This summer has been one of great travel and great ideas. I haven’t really been meeting my goals of doing regular videos or even regular writing, but June was a very concentrated moment for me in working through some nascent thoughts.
Here’s a talk I gave with Korey Stegared-Pace from Stockholm’s Microsoft Reactor. They focus on offering a lot of different helpful content for developers of all kinds. Korey covers the technical aspect while I consider some of the other reasons why we might want to do this and what it might mean.
The biggest question of course is the unanswerable one – what’s a debate? How do you know? There are endless definitions of a debate and most of them are good. I have very particular pedagogical preferences when it comes to what a debate is. I’m willing to change it based on the situation at hand. But when you say “I’m going to teach an AI how to debate,” the bigger question for me is “What’s a debate,” not “how are you doing to teach it?” If you don’t have some specifics there, you might not be teaching what you think you are.
Another question is the relationship between argument and debate. This is rarely thought about outside of the rather obvious “arguments appear in debates” or the somewhat naïve “debate is a kind of argument.” This also has to be grappled with a bit I think and we have to consider what this relationship would be. Again, no objectively right answer here, but you need a working definition in order to teach this. I’d say the way to think about it is history – you have to have a definition of history to teach it, and that definition has to be serviceable, not universally right – historiography is fascinating because of this continuously appearing feature of history.

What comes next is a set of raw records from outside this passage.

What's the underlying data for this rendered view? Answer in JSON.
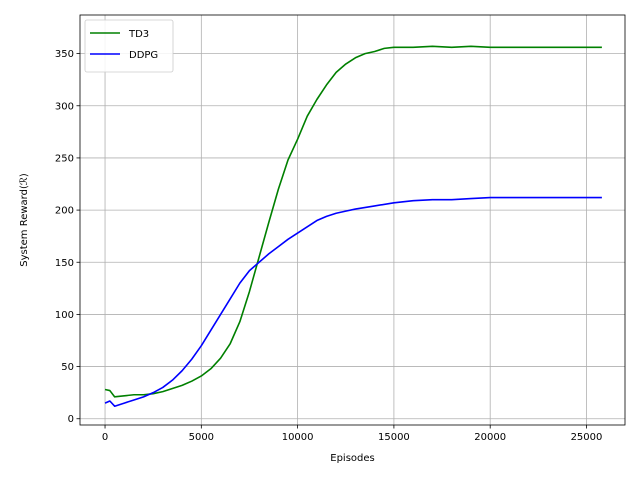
{
  "chart_data": {
    "type": "line",
    "title": "",
    "xlabel": "Episodes",
    "ylabel": "System Reward(ℛ)",
    "xlim": [
      -1300,
      27000
    ],
    "ylim": [
      -6,
      387
    ],
    "xticks": [
      0,
      5000,
      10000,
      15000,
      20000,
      25000
    ],
    "xtick_labels": [
      "0",
      "5000",
      "10000",
      "15000",
      "20000",
      "25000"
    ],
    "yticks": [
      0,
      50,
      100,
      150,
      200,
      250,
      300,
      350
    ],
    "ytick_labels": [
      "0",
      "50",
      "100",
      "150",
      "200",
      "250",
      "300",
      "350"
    ],
    "grid": true,
    "legend_position": "upper-left",
    "series": [
      {
        "name": "TD3",
        "color": "#008000",
        "x": [
          0,
          250,
          500,
          1000,
          1500,
          2000,
          2500,
          3000,
          3500,
          4000,
          4500,
          5000,
          5500,
          6000,
          6500,
          7000,
          7500,
          8000,
          8500,
          9000,
          9500,
          10000,
          10500,
          11000,
          11500,
          12000,
          12500,
          13000,
          13500,
          14000,
          14500,
          15000,
          16000,
          17000,
          18000,
          19000,
          20000,
          21000,
          22000,
          23000,
          24000,
          25000,
          25800
        ],
        "y": [
          28,
          27,
          21,
          22,
          23,
          23,
          24,
          26,
          29,
          32,
          36,
          41,
          48,
          58,
          72,
          93,
          122,
          155,
          188,
          220,
          248,
          268,
          290,
          306,
          320,
          332,
          340,
          346,
          350,
          352,
          355,
          356,
          356,
          357,
          356,
          357,
          356,
          356,
          356,
          356,
          356,
          356,
          356
        ]
      },
      {
        "name": "DDPG",
        "color": "#0000ff",
        "x": [
          0,
          250,
          500,
          1000,
          1500,
          2000,
          2500,
          3000,
          3500,
          4000,
          4500,
          5000,
          5500,
          6000,
          6500,
          7000,
          7500,
          8000,
          8500,
          9000,
          9500,
          10000,
          10500,
          11000,
          11500,
          12000,
          12500,
          13000,
          14000,
          15000,
          16000,
          17000,
          18000,
          19000,
          20000,
          21000,
          22000,
          23000,
          24000,
          25000,
          25800
        ],
        "y": [
          15,
          17,
          12,
          15,
          18,
          21,
          25,
          30,
          37,
          46,
          57,
          70,
          85,
          100,
          115,
          130,
          142,
          150,
          158,
          165,
          172,
          178,
          184,
          190,
          194,
          197,
          199,
          201,
          204,
          207,
          209,
          210,
          210,
          211,
          212,
          212,
          212,
          212,
          212,
          212,
          212
        ]
      }
    ]
  }
}
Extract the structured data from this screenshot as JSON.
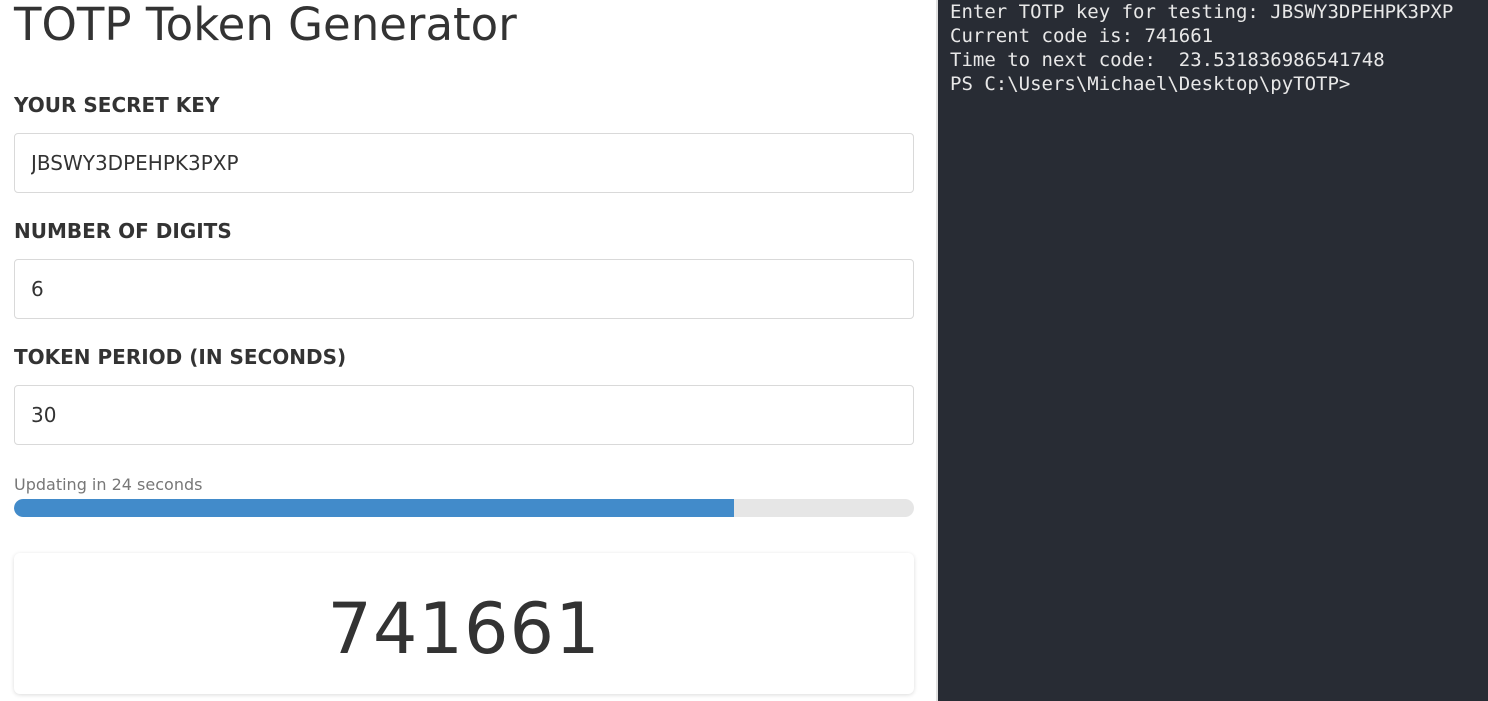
{
  "app": {
    "title": "TOTP Token Generator"
  },
  "form": {
    "secret_key": {
      "label": "YOUR SECRET KEY",
      "value": "JBSWY3DPEHPK3PXP"
    },
    "digits": {
      "label": "NUMBER OF DIGITS",
      "value": "6"
    },
    "period": {
      "label": "TOKEN PERIOD (IN SECONDS)",
      "value": "30"
    }
  },
  "progress": {
    "caption": "Updating in 24 seconds",
    "fraction": 0.8,
    "color": "#428bca",
    "track_color": "#e6e6e6"
  },
  "token": {
    "code": "741661"
  },
  "terminal": {
    "background": "#282c34",
    "lines": [
      "Enter TOTP key for testing: JBSWY3DPEHPK3PXP",
      "Current code is: 741661",
      "Time to next code:  23.531836986541748",
      "PS C:\\Users\\Michael\\Desktop\\pyTOTP>"
    ]
  }
}
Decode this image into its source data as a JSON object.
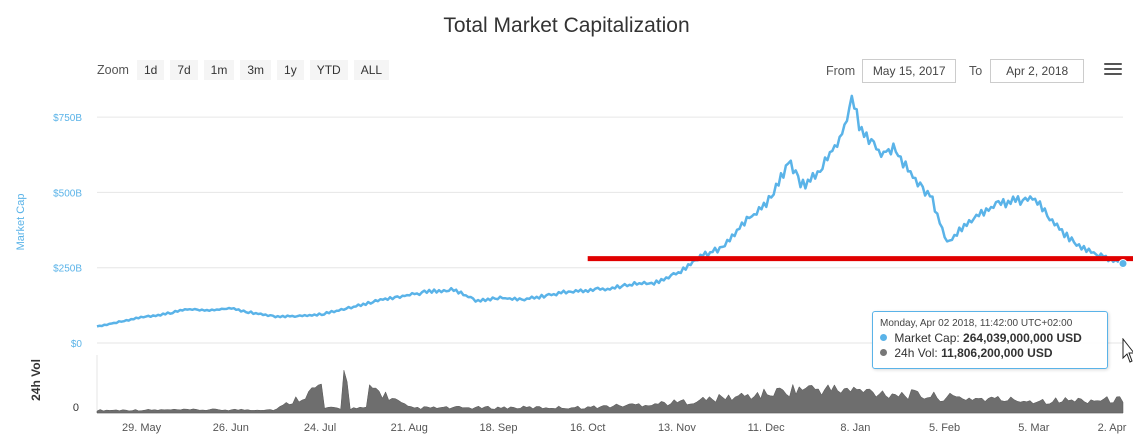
{
  "title": "Total Market Capitalization",
  "zoom": {
    "label": "Zoom",
    "buttons": [
      "1d",
      "7d",
      "1m",
      "3m",
      "1y",
      "YTD",
      "ALL"
    ]
  },
  "range": {
    "from_label": "From",
    "from_value": "May 15, 2017",
    "to_label": "To",
    "to_value": "Apr 2, 2018"
  },
  "colors": {
    "market_cap": "#5ab3e8",
    "volume": "#777777",
    "highlight_line": "#e00000",
    "grid": "#e6e6e6"
  },
  "tooltip": {
    "date": "Monday, Apr 02 2018, 11:42:00 UTC+02:00",
    "market_cap_label": "Market Cap:",
    "market_cap_value": "264,039,000,000 USD",
    "vol_label": "24h Vol:",
    "vol_value": "11,806,200,000 USD"
  },
  "chart_data": {
    "type": "line",
    "title": "Total Market Capitalization",
    "x_range": [
      "2017-05-15",
      "2018-04-02"
    ],
    "x_ticks": [
      "29. May",
      "26. Jun",
      "24. Jul",
      "21. Aug",
      "18. Sep",
      "16. Oct",
      "13. Nov",
      "11. Dec",
      "8. Jan",
      "5. Feb",
      "5. Mar",
      "2. Apr"
    ],
    "y_ticks": [
      "$0",
      "$250B",
      "$500B",
      "$750B"
    ],
    "ylabel": "Market Cap",
    "ylim": [
      0,
      870
    ],
    "y_unit": "billion USD",
    "series": [
      {
        "name": "Market Cap",
        "x": [
          "2017-05-15",
          "2017-05-22",
          "2017-05-29",
          "2017-06-05",
          "2017-06-12",
          "2017-06-19",
          "2017-06-26",
          "2017-07-03",
          "2017-07-10",
          "2017-07-17",
          "2017-07-24",
          "2017-07-31",
          "2017-08-07",
          "2017-08-14",
          "2017-08-21",
          "2017-08-28",
          "2017-09-04",
          "2017-09-11",
          "2017-09-18",
          "2017-09-25",
          "2017-10-02",
          "2017-10-09",
          "2017-10-16",
          "2017-10-23",
          "2017-10-30",
          "2017-11-06",
          "2017-11-13",
          "2017-11-20",
          "2017-11-27",
          "2017-12-04",
          "2017-12-11",
          "2017-12-18",
          "2017-12-22",
          "2017-12-28",
          "2018-01-04",
          "2018-01-07",
          "2018-01-10",
          "2018-01-16",
          "2018-01-20",
          "2018-01-27",
          "2018-02-01",
          "2018-02-06",
          "2018-02-12",
          "2018-02-20",
          "2018-02-26",
          "2018-03-05",
          "2018-03-12",
          "2018-03-19",
          "2018-03-26",
          "2018-04-02"
        ],
        "values": [
          55,
          70,
          85,
          95,
          112,
          108,
          115,
          100,
          88,
          90,
          95,
          110,
          130,
          148,
          160,
          172,
          178,
          140,
          150,
          145,
          155,
          170,
          175,
          180,
          195,
          200,
          230,
          285,
          315,
          400,
          460,
          600,
          520,
          570,
          700,
          820,
          700,
          630,
          650,
          540,
          480,
          330,
          400,
          450,
          470,
          480,
          390,
          320,
          290,
          264
        ]
      },
      {
        "name": "24h Vol",
        "axis_ticks": [
          "0"
        ],
        "axis_label": "24h Vol",
        "x": [
          "2017-05-15",
          "2017-06-12",
          "2017-07-10",
          "2017-08-01",
          "2017-08-21",
          "2017-09-18",
          "2017-10-16",
          "2017-11-13",
          "2017-12-11",
          "2017-12-22",
          "2018-01-08",
          "2018-02-05",
          "2018-03-05",
          "2018-04-02"
        ],
        "values": [
          2.5,
          2.8,
          3.0,
          35,
          4.5,
          4.8,
          5.0,
          9.5,
          17,
          22,
          20,
          14,
          11,
          11.8
        ]
      }
    ],
    "annotations": [
      {
        "type": "horizontal_line",
        "y": 280,
        "x_start": "2017-10-16",
        "x_end": "2018-04-02",
        "color": "#e00000"
      }
    ],
    "grid": true,
    "legend": "none"
  }
}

Same with debate and argument.
Something that didn’t make it into the talk but I’ve thought about since then is the necessity of having a temporary certainty to teach about something that circulates around uncertainty. Science pedagogy is quite comfortable with this – the good way is through the scientific method, a navigation process to teach for the swirling madness. The bad science pedagogy is the one of truth-discovering or “we are right” discourse that even good scientists (as apart from good science teachers) will sometimes say. To teach proof of concept of AI we need some clear understanding of a debate, what it is and how to look at it, a notion of what arguments are in that context, and then we can move forward and say an AI can debate or can’t debate – and what that might mean.